Oh God, they were going to kill each other. Wide-eyed and shocked, she watched them fight as she reached to the table and grabbed the glass of whisky Cam had poured for her earlier.
She took it in one drink and wheezed in reaction. It caused her to miss several seconds of the blood and curses flying around the room.
"Bastard!" Chase cursed, after Cam managed to land another blow to his jaw. "I ought to kill you for that."
"Yeah, for protecting you?" Cam's voice was savage as he dodged a blow to his jaw, but he was a hair too slow to dodge the fist to his hard abdomen.
"Didn't fucking need protecting." Chase jumped at him and the fists were flying again.

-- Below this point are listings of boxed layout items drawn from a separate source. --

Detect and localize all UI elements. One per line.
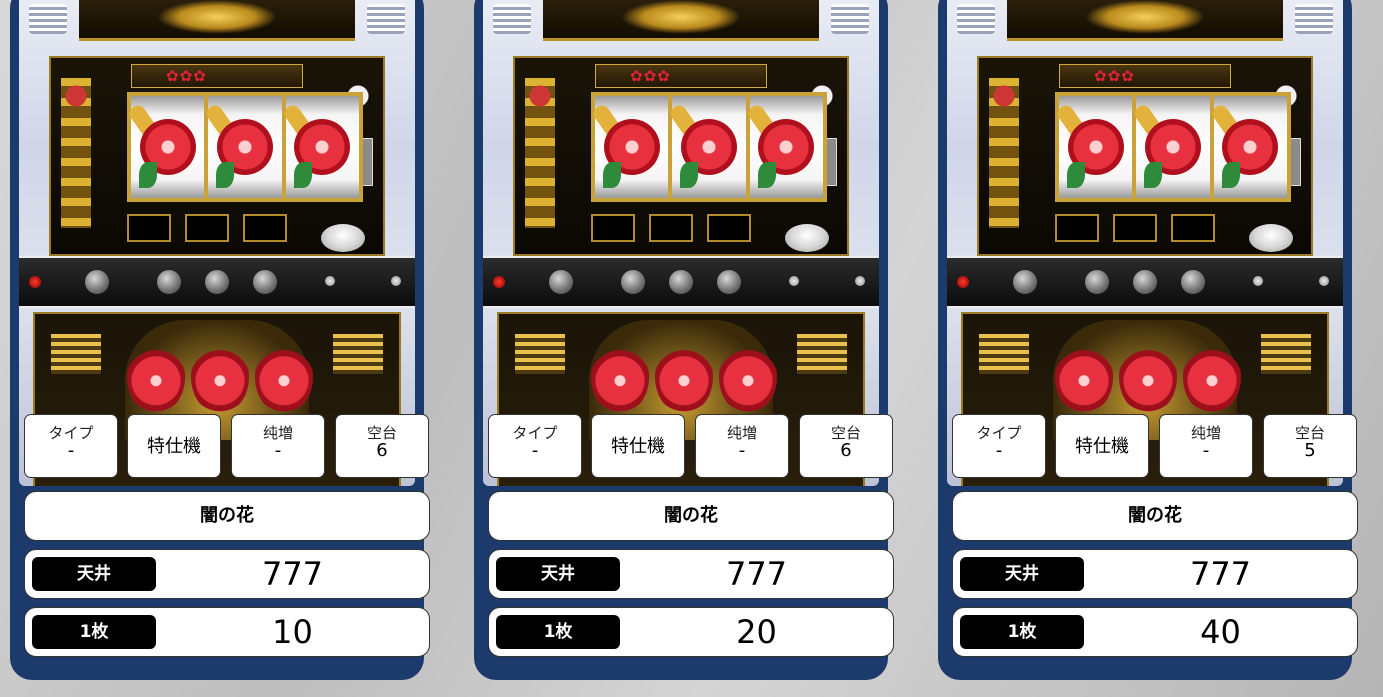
speaker-grille-icon: [831, 4, 869, 34]
stats-row: タイプ - 特仕機 纯増 - 空台 6: [488, 414, 894, 480]
coin-row: 1枚 40: [952, 607, 1358, 657]
stats-row: タイプ - 特仕機 纯増 - 空台 6: [24, 414, 430, 480]
stat-net-gain: 纯増 -: [1159, 414, 1253, 478]
ceiling-tag: 天井: [496, 557, 620, 591]
stat-value: -: [738, 440, 746, 461]
stat-net-gain: 纯増 -: [695, 414, 789, 478]
stat-value: -: [995, 440, 1003, 461]
ceiling-row: 天井 777: [488, 549, 894, 599]
hibiscus-icon: [749, 96, 823, 198]
machine-name[interactable]: 闇の花: [952, 491, 1358, 541]
hibiscus-icon: [1059, 96, 1133, 198]
stat-spec: 特仕機: [127, 414, 221, 478]
stat-value: 特仕機: [147, 436, 201, 457]
hibiscus-icon: [1213, 96, 1287, 198]
machine-topper: [543, 0, 819, 41]
hibiscus-icon: [672, 96, 746, 198]
speaker-grille-icon: [367, 4, 405, 34]
stat-value: -: [67, 440, 75, 461]
coin-row: 1枚 20: [488, 607, 894, 657]
stat-value: 特仕機: [611, 436, 665, 457]
stat-spec: 特仕機: [591, 414, 685, 478]
ceiling-tag: 天井: [960, 557, 1084, 591]
stat-type: タイプ -: [24, 414, 118, 478]
machine-topper: [1007, 0, 1283, 41]
hibiscus-icon: [208, 96, 282, 198]
bet-lamps-icon: [989, 78, 1019, 228]
stat-available: 空台 5: [1263, 414, 1357, 478]
speaker-grille-icon: [493, 4, 531, 34]
machine-card[interactable]: ✿✿✿: [474, 0, 894, 680]
machine-name[interactable]: 闇の花: [24, 491, 430, 541]
control-bar: [483, 256, 879, 308]
stat-value: -: [274, 440, 282, 461]
ceiling-value: 777: [261, 555, 324, 593]
lever-knob-icon: [1249, 224, 1293, 252]
stat-value: 6: [840, 440, 852, 461]
coin-tag: 1枚: [496, 615, 620, 649]
coin-value: 20: [736, 613, 777, 651]
stat-type: タイプ -: [952, 414, 1046, 478]
hibiscus-icon: [595, 96, 669, 198]
stat-label: タイプ: [512, 424, 558, 442]
stat-value: 特仕機: [1075, 436, 1129, 457]
speaker-grille-icon: [957, 4, 995, 34]
speaker-grille-icon: [1295, 4, 1333, 34]
ceiling-row: 天井 777: [24, 549, 430, 599]
stat-value: -: [1202, 440, 1210, 461]
stat-label: 空台: [1294, 424, 1325, 442]
stat-label: 空台: [366, 424, 397, 442]
control-bar: [947, 256, 1343, 308]
stat-label: 纯増: [726, 424, 757, 442]
coin-value: 10: [272, 613, 313, 651]
hibiscus-icon: [285, 96, 359, 198]
stat-label: タイプ: [976, 424, 1022, 442]
stat-label: 空台: [830, 424, 861, 442]
control-bar: [19, 256, 415, 308]
stats-row: タイプ - 特仕機 纯増 - 空台 5: [952, 414, 1358, 480]
machine-name[interactable]: 闇の花: [488, 491, 894, 541]
coin-value: 40: [1200, 613, 1241, 651]
machine-topper: [79, 0, 355, 41]
coin-tag: 1枚: [960, 615, 1084, 649]
coin-tag: 1枚: [32, 615, 156, 649]
stat-spec: 特仕機: [1055, 414, 1149, 478]
hibiscus-icon: [131, 96, 205, 198]
stat-label: タイプ: [48, 424, 94, 442]
stat-net-gain: 纯増 -: [231, 414, 325, 478]
ceiling-value: 777: [725, 555, 788, 593]
ceiling-value: 777: [1189, 555, 1252, 593]
machine-card[interactable]: ✿✿✿: [938, 0, 1358, 680]
speaker-grille-icon: [29, 4, 67, 34]
stat-value: 6: [376, 440, 388, 461]
stat-label: 纯増: [1190, 424, 1221, 442]
stat-value: -: [531, 440, 539, 461]
stat-value: 5: [1304, 440, 1316, 461]
coin-row: 1枚 10: [24, 607, 430, 657]
stat-label: 纯増: [262, 424, 293, 442]
ceiling-tag: 天井: [32, 557, 156, 591]
bet-lamps-icon: [61, 78, 91, 228]
stat-type: タイプ -: [488, 414, 582, 478]
stat-available: 空台 6: [335, 414, 429, 478]
stat-available: 空台 6: [799, 414, 893, 478]
hibiscus-icon: [1136, 96, 1210, 198]
machine-card[interactable]: ✿✿✿: [10, 0, 430, 680]
bet-lamps-icon: [525, 78, 555, 228]
lever-knob-icon: [785, 224, 829, 252]
lever-knob-icon: [321, 224, 365, 252]
ceiling-row: 天井 777: [952, 549, 1358, 599]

Jaci winced and cried out, then she picked up the bottle of whisky and took Cam's earlier example. She lifted it to her lips and drank straight from the bottle.
There had to be a way to stop this. They were going to kill each other. Cam had ripped the shirt off Chase's back already, and his own was hanging in tatters. Both their lips were bleeding, and oh boy, were they going to have some bruises later.
When Chase's fist connected with Cam's face again, she'd had enough. This was ridiculous, she decided as the whisky began to warm her stomach and take the edge off the pure horror of watching these two fight.
There had to be a way of stopping it. Sometime before they killed each other, maybe?
But a little part of her that the liquor had released had to admit it was damned sexy, almost erotic, watching them fight. They were powerful, muscular. Sweat gleamed on broad chests and dampened chest hairs. Blood smeared their faces and their eyes were lit—with savage pleasure. They were enjoying the fight.
There was something they would enjoy just as much, though.
She took another drink of the whisky. Too much. She wheezed and choked as it went down, tears coming to her eyes as she fought to catch her breath.
Okay, that drink hurt. How the hell did Cam do that?
Chase managed to throw Cam into one of the hard steel beams centered around the room, and at that point she'd enough.
She slapped the whisky to the table and moved to the other side of the couch. The niggling idea moving through her head would never work if they couldn't see her clearly.
She toed off her shoes first and pushed them to the side. She released the button to her slacks, then slid the zipper down, wincing again as Cam slammed his fist into Chase's jaw, driving his brother's head backward.
She was going to kill both of them.
She slid the jeans down her legs, then pulled off the stylish T-shirt she wore. She wore nothing now but the white, lacy panties and the flimsy bra she had put on that morning.
She was unclipping the bra, when a tense silence suddenly enveloped the room.
Jaci kept her smile hidden and her eyes on the little clip of the bra between her breasts. She released it slowly, then peeled the cups away from her breasts before dropping the silken lace to the floor.
She had their attention. It was complete, undivided, two sets of male eyes trained on her, devouring her. She ran her hands up her midriff, then cupped the mounds, her fingers running over her stiff nipples, before she lifted her head and stared back at them, allowing the lust, desire, and the pure love she felt for Cam to show on her face.